Den daraus resultierenden Konflikt löste Augustinus in seiner Doppelfunktion elegant und sauber: Solange der Kaiser nicht den Widerspruch zwischen römischem Recht und christlicher Lehre beseitigte, war der Bischofsrichter wie jeder Richter und Rechtsunterworfene an das römische Recht „notgedrungen“ gebunden. Als Seelsorger war er aber zugleich gehalten, seine Schäfchen zur Beachtung der christlichen Grundsätze anzuhalten. Insofern ist Possidius’ Darstellung der Richtertätigkeit im Ergebnis doch richtig.
Für den Zivilprozess lehnte Augustinus es folglich strikt ab, gestützt auf den christlichen Grundsatz der „misericordia“ von der römisch-rechtlichen Wertung abzuweichen, aber als Bischof forderte er die Parteien auf, bei der Geltendmachung ihrer Rechtsposition das Christliche vorgehen und Barmherzigkeit walten zu lassen. Für den damaligen christlichen staatlichen Zivilrichter galt dies entsprechend: Er war römischer Bürger und Richter, aber auch Christ und musste und konnte so beide Sphären miteinander in Einklang bringen.
Für den christlichen Strafrichter versuchte Augustinus das Problem dadurch zu entschärfen, dass er an den angeblichen römischen Grundsatz erinnerte, dass Strafgesetze ohnehin milder anzuwenden seien, und indem er stoisches Gedankengut heranzog, das dem Römischen Denken gelegen kam und auf einer Linie mit der christlichen Lehre lag; darauf werde ich noch näher eingehen.
6. Zeitliche und emotionale Belastung durch die Richtertätigkeit
Nach Possidius agierte Augustinus bei der „audientia episcopalis“ gewissenhaft und sorgfältig; er nahm sich für die Anliegen seiner Diözesanen Zeit und saß manchmal bis abends ohne zu essen zu Gericht.
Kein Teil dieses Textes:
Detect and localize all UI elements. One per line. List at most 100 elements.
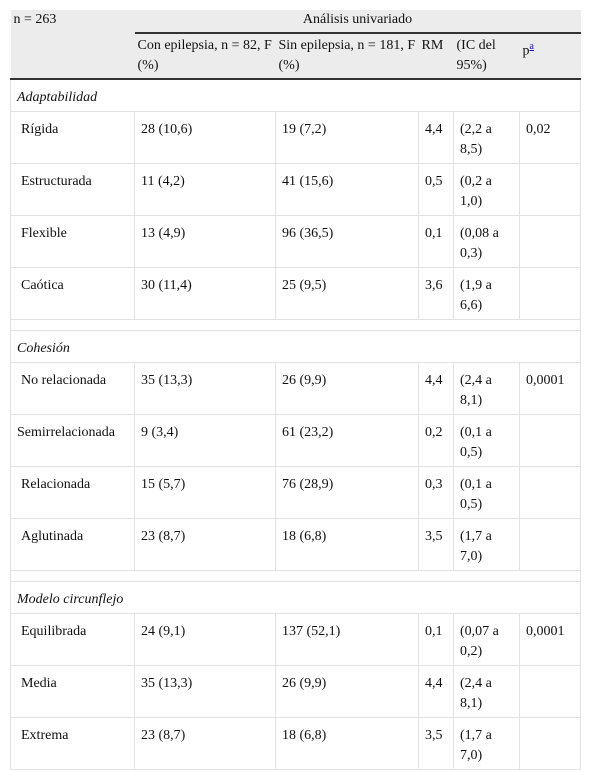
cell xyxy=(518,414,582,467)
cell: 35 (13,3) xyxy=(134,665,276,718)
cell xyxy=(518,466,582,519)
data-row: Relacionada 15 (5,7) 76 (28,9) 0,3 (0,1 a 0,… xyxy=(10,466,582,519)
cell xyxy=(518,163,582,216)
cell: 4,4 xyxy=(418,111,454,164)
cell: (0,2 a 1,0) xyxy=(453,163,520,216)
section-row: Modelo circunflejo xyxy=(9,581,582,614)
cell: (1,7 a 7,0) xyxy=(453,717,520,770)
cell: 24 (9,1) xyxy=(134,613,276,666)
cell: (1,9 a 6,6) xyxy=(453,267,520,320)
cell: 4,4 xyxy=(418,362,454,415)
spacer-cell xyxy=(9,570,582,582)
cell: 96 (36,5) xyxy=(275,215,419,268)
footnote-link[interactable]: a xyxy=(529,41,534,52)
column-header: pa xyxy=(519,33,581,80)
column-header: Sin epilepsia, n = 181, F (%) xyxy=(275,33,419,80)
cell: 0,0001 xyxy=(518,613,582,666)
section-title: Cohesión xyxy=(9,330,582,363)
cell: 4,4 xyxy=(418,665,454,718)
cell: (0,1 a 0,5) xyxy=(453,466,520,519)
row-label: Media xyxy=(10,665,135,718)
column-header-text: Sin epilepsia, n = 181, F (%) xyxy=(278,38,416,73)
cell: (2,2 a 8,5) xyxy=(453,111,520,164)
cell: (2,4 a 8,1) xyxy=(453,665,520,718)
cell: 3,5 xyxy=(418,717,454,770)
cell: 3,6 xyxy=(418,267,454,320)
cell xyxy=(518,518,582,571)
blank-header xyxy=(10,33,135,80)
cell: (0,1 a 0,5) xyxy=(453,414,520,467)
footnote-marker: a xyxy=(530,39,534,52)
group-heading: Análisis univariado xyxy=(134,10,581,34)
row-label: Aglutinada xyxy=(10,518,135,571)
table-body: Adaptabilidad Rígida 28 (10,6) 19 (7,2) 4,4(… xyxy=(9,78,582,770)
data-row: No relacionada 35 (13,3) 26 (9,9) 4,4 (2,4 a… xyxy=(10,362,582,415)
column-header: RM xyxy=(418,33,454,80)
cell: 28 (10,6) xyxy=(134,111,276,164)
cell: 0,02 xyxy=(518,111,582,164)
data-row: Media 35 (13,3) 26 (9,9) 4,4 (2,4 a 8,1) xyxy=(10,665,582,718)
cell xyxy=(518,665,582,718)
column-header-text: p xyxy=(522,43,530,59)
row-label: Equilibrada xyxy=(10,613,135,666)
column-header: Con epilepsia, n = 82, F (%) xyxy=(134,33,276,80)
column-header: (IC del 95%) xyxy=(453,33,520,80)
cell: 18 (6,8) xyxy=(275,518,419,571)
cell: 35 (13,3) xyxy=(134,362,276,415)
section-title: Adaptabilidad xyxy=(9,78,582,112)
cell: 13 (4,9) xyxy=(134,215,276,268)
cell: 0,2 xyxy=(418,414,454,467)
section-row: Cohesión xyxy=(9,330,582,363)
cell: 23 (8,7) xyxy=(134,717,276,770)
section-row: Adaptabilidad xyxy=(9,78,582,112)
cell: 0,0001 xyxy=(518,362,582,415)
cell: 0,1 xyxy=(418,613,454,666)
cell: 19 (7,2) xyxy=(275,111,419,164)
section-title: Modelo circunflejo xyxy=(9,581,582,614)
table-header: n = 263 Análisis univariado Con epilepsi… xyxy=(10,10,581,80)
cell: 26 (9,9) xyxy=(275,665,419,718)
sample-size: n = 263 xyxy=(10,10,135,33)
cell: 61 (23,2) xyxy=(275,414,419,467)
cell: 23 (8,7) xyxy=(134,518,276,571)
row-label: No relacionada xyxy=(10,362,135,415)
row-label: Flexible xyxy=(10,215,135,268)
cell: (1,7 a 7,0) xyxy=(453,518,520,571)
cell: 41 (15,6) xyxy=(275,163,419,216)
cell: 15 (5,7) xyxy=(134,466,276,519)
cell xyxy=(518,717,582,770)
cell: 18 (6,8) xyxy=(275,717,419,770)
spacer-row xyxy=(9,319,582,331)
data-row: Estructurada 11 (4,2) 41 (15,6) 0,5 (0,2 a 1… xyxy=(10,163,582,216)
column-header-text: (IC del 95%) xyxy=(456,38,496,73)
row-label: Relacionada xyxy=(10,466,135,519)
cell: (0,08 a 0,3) xyxy=(453,215,520,268)
row-label: Rígida xyxy=(10,111,135,164)
data-row: Flexible 13 (4,9) 96 (36,5) 0,1 (0,08 a 0,3) xyxy=(10,215,582,268)
cell xyxy=(518,215,582,268)
row-label: Caótica xyxy=(10,267,135,320)
column-header-text: Con epilepsia, n = 82, F (%) xyxy=(137,38,272,73)
cell: 137 (52,1) xyxy=(275,613,419,666)
data-row: Extrema 23 (8,7) 18 (6,8) 3,5 (1,7 a 7,0) xyxy=(10,717,582,770)
cell: 76 (28,9) xyxy=(275,466,419,519)
results-table: n = 263 Análisis univariado Con epilepsi… xyxy=(9,10,582,770)
cell: 0,5 xyxy=(418,163,454,216)
cell: 11 (4,2) xyxy=(134,163,276,216)
cell: 0,3 xyxy=(418,466,454,519)
row-label: Extrema xyxy=(10,717,135,770)
cell: 25 (9,5) xyxy=(275,267,419,320)
spacer-cell xyxy=(9,319,582,331)
data-row: Semirrelacionada 9 (3,4) 61 (23,2) 0,2 (0,1 … xyxy=(10,414,582,467)
column-header-text: RM xyxy=(421,38,444,53)
cell: 26 (9,9) xyxy=(275,362,419,415)
spacer-row xyxy=(9,570,582,582)
cell: 30 (11,4) xyxy=(134,267,276,320)
cell xyxy=(518,267,582,320)
cell: (0,07 a 0,2) xyxy=(453,613,520,666)
cell: 3,5 xyxy=(418,518,454,571)
cell: 9 (3,4) xyxy=(134,414,276,467)
data-row: Rígida 28 (10,6) 19 (7,2) 4,4 (2,2 a 8,5) 0,0… xyxy=(10,111,582,164)
table-container: n = 263 Análisis univariado Con epilepsi… xyxy=(9,10,582,770)
data-row: Equilibrada 24 (9,1) 137 (52,1) 0,1 (0,07 a … xyxy=(10,613,582,666)
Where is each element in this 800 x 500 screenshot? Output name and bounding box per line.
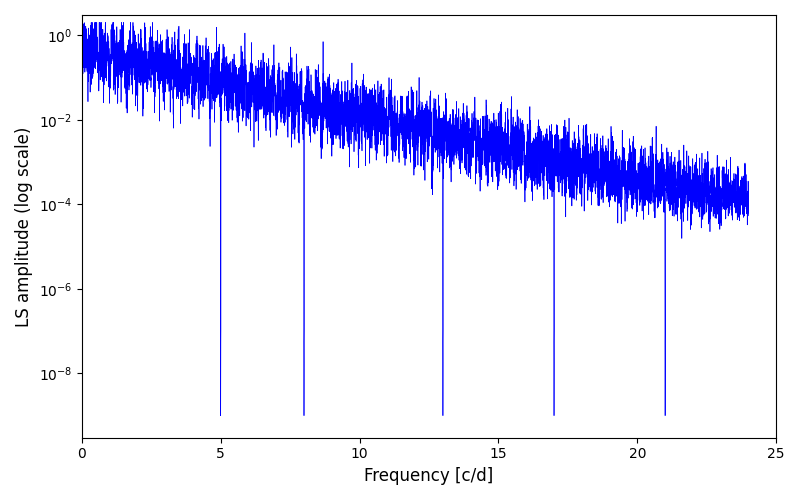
Y-axis label: LS amplitude (log scale): LS amplitude (log scale) <box>15 126 33 326</box>
X-axis label: Frequency [c/d]: Frequency [c/d] <box>364 467 494 485</box>
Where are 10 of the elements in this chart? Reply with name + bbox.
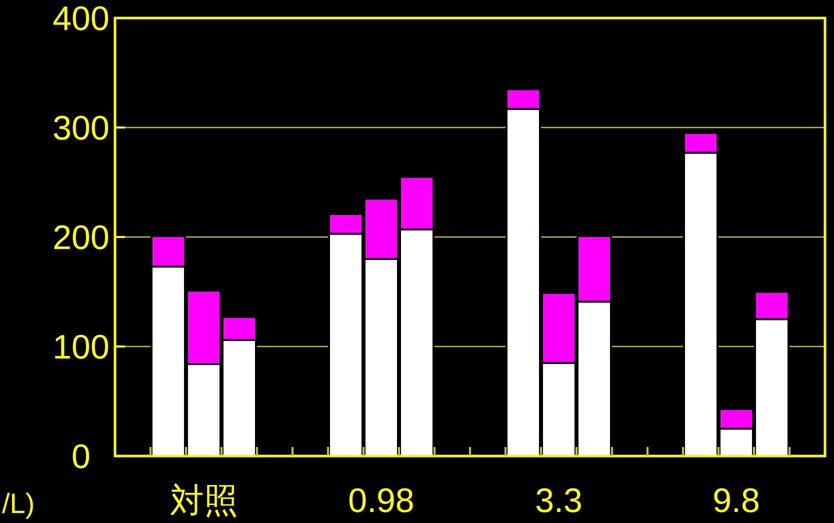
y-tick-label: 100 [52, 328, 110, 366]
x-tick-label: 対照 [170, 482, 238, 520]
y-tick-label: 0 [72, 438, 90, 476]
y-tick-label: 200 [52, 219, 110, 257]
text: /L) [2, 488, 35, 519]
y-tick-label: 400 [52, 0, 110, 38]
x-tick-label: 3.3 [535, 482, 582, 520]
x-tick-label: 0.98 [348, 482, 414, 520]
y-tick-label: 300 [52, 110, 110, 148]
x-tick-label: 9.8 [712, 482, 760, 520]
Er sah die Richtertätigkeit kurz als „heilige Pflicht und schwere Last“ an: - sehr zeitaufwendig, zudem mit Bitten und Beschwerden, die ihm nicht selten gegen den Strich gingen. Klagen des Kirchenvaters über diese Belastung durch die Richtertätigkeit gibt es zuhauf, aus Zeitmangel verzichte ich auf einschlägige Zitate, obwohl sie plastisch und unterhaltsam wären und als solche schon einen ganzen Vortrag füllen könnten.
Augustinus’ Schnelligkeit im Denken und Schreiben, sein praktisches Organisationstalent und sein gekonnter Umgang mit allen möglichen Institutionen sind über jeden Zweifel erhaben. Warum dies bei ihm in der Rechtspflege anders gewesen sein sollte, ist nicht ersichtlich: Wenn die „audientia episcopalis“ ihn also stark zeitlich einspannte, lag der Grund jedenfalls nicht darin, dass er die dafür erforderliche Fähigkeit zur „effektiven Erledigung“ nicht besessen hätte. Natürlich gibt es den Rechtsgelehrten, der lange, tiefschürfende Abhandlungen schreiben, aber kein Urteil allgemeinverständlich und schlüssig in angemessener Zeit zu Papier bringen kann, oder noch allgemeiner: den exzellenten Theoretiker, der im alltäglichen Leben kläglich versagt. Solche Menschen gibt es, aber in diese Schublade können wir Augustinus beim besten Willen nicht stecken!
Im Gegenteil: Gerade seine Ausbildung zum Rhetoriker, die damals stark an das Recht und dessen forensische Durchsetzung orientiert war, und seine Berufserfahrung als Rhetoriklehrer bildeten eine gute Grundlage für die spätere Richtertätigkeit; sie prädestinierten ihn geradezu – um diesen augustinischen Terminus zu gebrauchen.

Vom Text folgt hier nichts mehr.